El cazador se apostó a pocos metros del portal verde, sujetando entre las manos la bolsa de papel con la compra, a la espera de aprovechar la salida de algún inquilino para introducirse en el edificio.

Al final obtuvo recompensa. En el umbral apareció un hombre anciano que salía con un cocker marrón. Además de un grueso abrigo, llevaba un sombrero de ala ancha y unas gafas de aumento. Iba distraído porque el perro tiraba de él en dirección a los jardines. El cazador puso la mano para impedir que se cerrara la puerta y entró sin que el viejo se percatara de su presencia.

El hueco de la escalera era oscuro y angosto. Se quedó escuchando. Las voces y los ruidos procedentes de los pisos se mezclaban en un único eco. Miró los buzones: Jean Duez vivía en el 3Q.

Dejó la bolsa con la compra en el primer peldaño, sacó la barra de pan y el manojo de perejil y recuperó del fondo la Beretta M92F, convertida en pistola narcotizante por el ejército americano y comprada a un mercenario en Jerusalén. Para que el sedante tuviera un efecto inmediato había que apuntar a la cabeza, el corazón o la ingle. Se tardaba cinco segundos en sacar el casquillo y volver a recargarla. Demasiado. Eso significaba que el primer disparo tenía que ser certero. Era probable que su presa también tuviese un arma, pero con balas de verdad. Al cazador no le preocupaba: con la pistola narcotizante tendría suficiente.

Lo quería vivo.

No había tenido tiempo de estudiar sus costumbres, pero con los años había descubierto que su norma era la continuidad. La presa no se habría apartado demasiado del estilo de vida que se había fijado. Si repites escrupulosamente los comportamientos en un orden preestablecido, tienes mayores posibilidades de que no se fijen en ti y además puedes controlar la situación: el cazador también había aprendido eso de él. En el fondo, se había convertido en una especie de ejemplo. Le había enseñado el valor de la disciplina y de la abnegación. Se adaptaba a las circunstancias, incluso a las más hostiles. Como aquellos organismos que habitan los abismos de los océanos, donde la luz nunca llega y el frío y la presión matarían a un hombre al instante. Allí donde no debería haber vida, esas criaturas constituyen un desafío. Su presa era así. No conocía otra manera de seguir adelante. En cierto modo el cazador lo admiraba. En el fondo, era una lucha por la supervivencia.

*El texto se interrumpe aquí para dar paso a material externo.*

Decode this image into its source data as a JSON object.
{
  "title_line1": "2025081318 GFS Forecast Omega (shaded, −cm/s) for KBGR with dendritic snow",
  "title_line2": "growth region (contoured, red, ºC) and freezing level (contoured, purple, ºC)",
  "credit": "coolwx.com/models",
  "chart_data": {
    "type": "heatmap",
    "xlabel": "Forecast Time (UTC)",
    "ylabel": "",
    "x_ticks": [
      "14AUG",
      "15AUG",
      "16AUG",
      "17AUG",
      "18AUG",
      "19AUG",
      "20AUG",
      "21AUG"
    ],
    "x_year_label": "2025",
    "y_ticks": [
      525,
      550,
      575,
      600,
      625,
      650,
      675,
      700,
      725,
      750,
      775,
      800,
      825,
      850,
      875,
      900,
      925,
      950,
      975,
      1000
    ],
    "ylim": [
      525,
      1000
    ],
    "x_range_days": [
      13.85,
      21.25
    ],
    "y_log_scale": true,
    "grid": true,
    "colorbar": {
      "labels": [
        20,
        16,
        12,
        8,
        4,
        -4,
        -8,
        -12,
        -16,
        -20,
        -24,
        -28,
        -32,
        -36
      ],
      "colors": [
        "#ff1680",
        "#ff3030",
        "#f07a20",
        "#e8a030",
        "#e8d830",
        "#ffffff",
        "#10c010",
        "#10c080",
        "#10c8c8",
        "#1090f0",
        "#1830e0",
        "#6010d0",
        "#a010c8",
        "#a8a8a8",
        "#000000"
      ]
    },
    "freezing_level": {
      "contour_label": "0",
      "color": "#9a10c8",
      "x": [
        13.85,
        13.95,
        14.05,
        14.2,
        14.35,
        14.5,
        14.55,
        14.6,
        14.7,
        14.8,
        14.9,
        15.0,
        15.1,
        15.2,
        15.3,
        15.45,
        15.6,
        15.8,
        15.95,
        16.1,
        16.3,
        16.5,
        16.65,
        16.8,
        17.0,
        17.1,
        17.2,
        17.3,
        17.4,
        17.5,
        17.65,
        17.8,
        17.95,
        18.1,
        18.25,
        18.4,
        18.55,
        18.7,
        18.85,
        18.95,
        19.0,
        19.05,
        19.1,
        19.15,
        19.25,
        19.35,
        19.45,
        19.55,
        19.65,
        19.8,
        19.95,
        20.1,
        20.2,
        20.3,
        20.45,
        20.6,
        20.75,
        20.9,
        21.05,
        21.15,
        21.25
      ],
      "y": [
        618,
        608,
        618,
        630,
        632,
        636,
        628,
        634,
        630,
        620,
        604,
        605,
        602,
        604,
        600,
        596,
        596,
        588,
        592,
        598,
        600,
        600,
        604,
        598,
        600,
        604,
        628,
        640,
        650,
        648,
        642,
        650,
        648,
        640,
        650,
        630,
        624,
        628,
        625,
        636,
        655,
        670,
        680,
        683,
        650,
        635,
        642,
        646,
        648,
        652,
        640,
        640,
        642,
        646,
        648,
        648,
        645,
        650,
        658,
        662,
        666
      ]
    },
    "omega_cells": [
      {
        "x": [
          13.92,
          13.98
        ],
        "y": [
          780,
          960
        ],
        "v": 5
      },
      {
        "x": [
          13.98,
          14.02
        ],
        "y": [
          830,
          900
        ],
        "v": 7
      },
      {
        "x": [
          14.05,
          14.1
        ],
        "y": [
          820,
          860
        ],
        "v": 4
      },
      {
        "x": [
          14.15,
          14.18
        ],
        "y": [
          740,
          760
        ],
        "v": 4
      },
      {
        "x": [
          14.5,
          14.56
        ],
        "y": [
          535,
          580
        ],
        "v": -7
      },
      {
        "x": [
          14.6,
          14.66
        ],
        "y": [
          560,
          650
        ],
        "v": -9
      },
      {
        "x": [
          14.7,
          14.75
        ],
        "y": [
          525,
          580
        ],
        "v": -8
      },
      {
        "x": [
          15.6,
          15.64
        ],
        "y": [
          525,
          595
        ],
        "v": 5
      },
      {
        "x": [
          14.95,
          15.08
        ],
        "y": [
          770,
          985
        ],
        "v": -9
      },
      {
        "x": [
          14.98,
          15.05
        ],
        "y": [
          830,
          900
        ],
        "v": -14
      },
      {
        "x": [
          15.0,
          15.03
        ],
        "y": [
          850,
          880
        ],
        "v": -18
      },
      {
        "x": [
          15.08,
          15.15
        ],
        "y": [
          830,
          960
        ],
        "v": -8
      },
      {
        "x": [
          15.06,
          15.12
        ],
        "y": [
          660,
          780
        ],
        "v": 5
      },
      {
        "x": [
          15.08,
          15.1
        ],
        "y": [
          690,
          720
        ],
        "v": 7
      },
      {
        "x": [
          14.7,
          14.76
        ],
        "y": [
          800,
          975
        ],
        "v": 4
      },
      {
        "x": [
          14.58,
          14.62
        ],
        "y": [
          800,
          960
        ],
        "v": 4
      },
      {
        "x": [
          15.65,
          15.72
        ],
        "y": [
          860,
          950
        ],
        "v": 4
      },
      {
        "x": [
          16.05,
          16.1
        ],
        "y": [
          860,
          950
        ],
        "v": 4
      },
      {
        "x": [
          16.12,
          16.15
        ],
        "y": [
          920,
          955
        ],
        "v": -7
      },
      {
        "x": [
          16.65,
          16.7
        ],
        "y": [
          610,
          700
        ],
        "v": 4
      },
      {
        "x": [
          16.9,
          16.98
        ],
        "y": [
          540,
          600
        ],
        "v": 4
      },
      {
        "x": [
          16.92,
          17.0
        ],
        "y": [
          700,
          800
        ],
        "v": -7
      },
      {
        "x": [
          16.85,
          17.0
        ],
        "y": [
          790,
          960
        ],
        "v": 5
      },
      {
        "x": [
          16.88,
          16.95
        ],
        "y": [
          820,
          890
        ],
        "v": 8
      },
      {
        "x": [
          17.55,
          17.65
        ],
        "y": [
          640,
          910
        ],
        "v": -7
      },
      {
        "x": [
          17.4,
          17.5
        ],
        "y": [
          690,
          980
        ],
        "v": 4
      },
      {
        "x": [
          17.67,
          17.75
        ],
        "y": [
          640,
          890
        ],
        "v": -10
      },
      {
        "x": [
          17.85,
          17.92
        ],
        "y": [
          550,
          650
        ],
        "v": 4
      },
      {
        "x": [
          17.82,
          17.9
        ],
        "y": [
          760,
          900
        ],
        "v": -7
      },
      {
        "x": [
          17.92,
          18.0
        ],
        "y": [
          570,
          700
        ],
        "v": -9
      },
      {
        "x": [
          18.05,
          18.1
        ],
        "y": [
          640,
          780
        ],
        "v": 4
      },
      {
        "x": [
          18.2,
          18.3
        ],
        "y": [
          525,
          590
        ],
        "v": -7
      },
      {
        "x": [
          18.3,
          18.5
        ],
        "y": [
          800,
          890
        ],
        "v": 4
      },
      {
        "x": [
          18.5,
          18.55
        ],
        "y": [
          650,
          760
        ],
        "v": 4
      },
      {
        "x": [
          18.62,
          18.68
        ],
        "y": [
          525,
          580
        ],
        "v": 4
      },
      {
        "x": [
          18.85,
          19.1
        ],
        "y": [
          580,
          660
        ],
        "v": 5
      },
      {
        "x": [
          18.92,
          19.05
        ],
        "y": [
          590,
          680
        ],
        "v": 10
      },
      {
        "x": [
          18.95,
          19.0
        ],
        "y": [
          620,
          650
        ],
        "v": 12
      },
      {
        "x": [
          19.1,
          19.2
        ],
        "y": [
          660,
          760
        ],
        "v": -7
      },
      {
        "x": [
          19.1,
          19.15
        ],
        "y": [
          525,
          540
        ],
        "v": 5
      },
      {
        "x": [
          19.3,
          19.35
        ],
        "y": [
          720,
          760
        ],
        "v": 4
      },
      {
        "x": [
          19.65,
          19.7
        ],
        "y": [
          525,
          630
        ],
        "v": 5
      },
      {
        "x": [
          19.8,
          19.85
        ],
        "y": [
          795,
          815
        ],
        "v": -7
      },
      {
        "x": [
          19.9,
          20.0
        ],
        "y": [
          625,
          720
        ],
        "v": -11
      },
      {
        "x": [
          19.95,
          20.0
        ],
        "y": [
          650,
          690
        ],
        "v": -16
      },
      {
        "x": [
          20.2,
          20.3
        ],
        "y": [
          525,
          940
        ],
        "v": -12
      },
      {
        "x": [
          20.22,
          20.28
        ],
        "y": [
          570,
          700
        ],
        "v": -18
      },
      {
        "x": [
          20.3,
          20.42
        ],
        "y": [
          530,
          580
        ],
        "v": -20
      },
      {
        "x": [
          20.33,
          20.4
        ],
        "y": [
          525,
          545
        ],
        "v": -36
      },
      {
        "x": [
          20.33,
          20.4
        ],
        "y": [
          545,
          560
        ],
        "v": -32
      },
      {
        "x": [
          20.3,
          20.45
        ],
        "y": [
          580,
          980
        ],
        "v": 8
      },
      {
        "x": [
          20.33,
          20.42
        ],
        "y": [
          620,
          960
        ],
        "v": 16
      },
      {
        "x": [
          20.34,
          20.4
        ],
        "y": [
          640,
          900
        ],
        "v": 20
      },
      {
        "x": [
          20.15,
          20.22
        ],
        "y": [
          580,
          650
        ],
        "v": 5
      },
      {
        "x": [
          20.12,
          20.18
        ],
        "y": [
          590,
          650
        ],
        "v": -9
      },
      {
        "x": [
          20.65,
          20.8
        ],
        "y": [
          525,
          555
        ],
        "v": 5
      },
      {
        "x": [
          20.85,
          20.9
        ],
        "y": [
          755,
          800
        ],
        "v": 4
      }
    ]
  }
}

Empuñando la pistola narcotizante, subió la escalera hasta la tercera planta. Se detuvo ante la puerta de la casa de Jean Duez y abrió la cerradura con facilidad. En el silencio sólo se oía el tictac de un reloj de péndulo. El piso no era muy grande, como mucho tendría ochenta metros cuadrados divididos en tres habitaciones, más el baño. Ante él se abría un breve pasillo.

Una luz se filtraba por debajo de la única puerta cerrada.

El cazador empezó a avanzar, intentando equilibrar el peso del cuerpo en sus pasos, para no hacer ruido. Llegó hasta la primera habitación. Con un gesto rápido se colocó en el umbral, apuntando con la pistola al interior. Era una cocina y estaba vacía. Todo se veía en orden, limpio. La loza en el aparador, la tostadora, el paño de cocina colgado del tirador del horno. Tuvo una extraña sensación al encontrarse en la pequeña madriguera de la presa, en contacto con su mundo. Continuó hacia el baño. Allí tampoco había nadie. Baldosas ajedrezadas, blancas y verdes. Un solitario cepillo de dientes. Un peine de imitación de carey. En la siguiente habitación había una gran cama de matrimonio. La colcha era de raso de color burdeos. Había un vaso de agua en la mesilla de noche. Zapatillas de piel. Y una pared de estantes repletos de maquetas de coches de colección: la pasión de Jean Duez.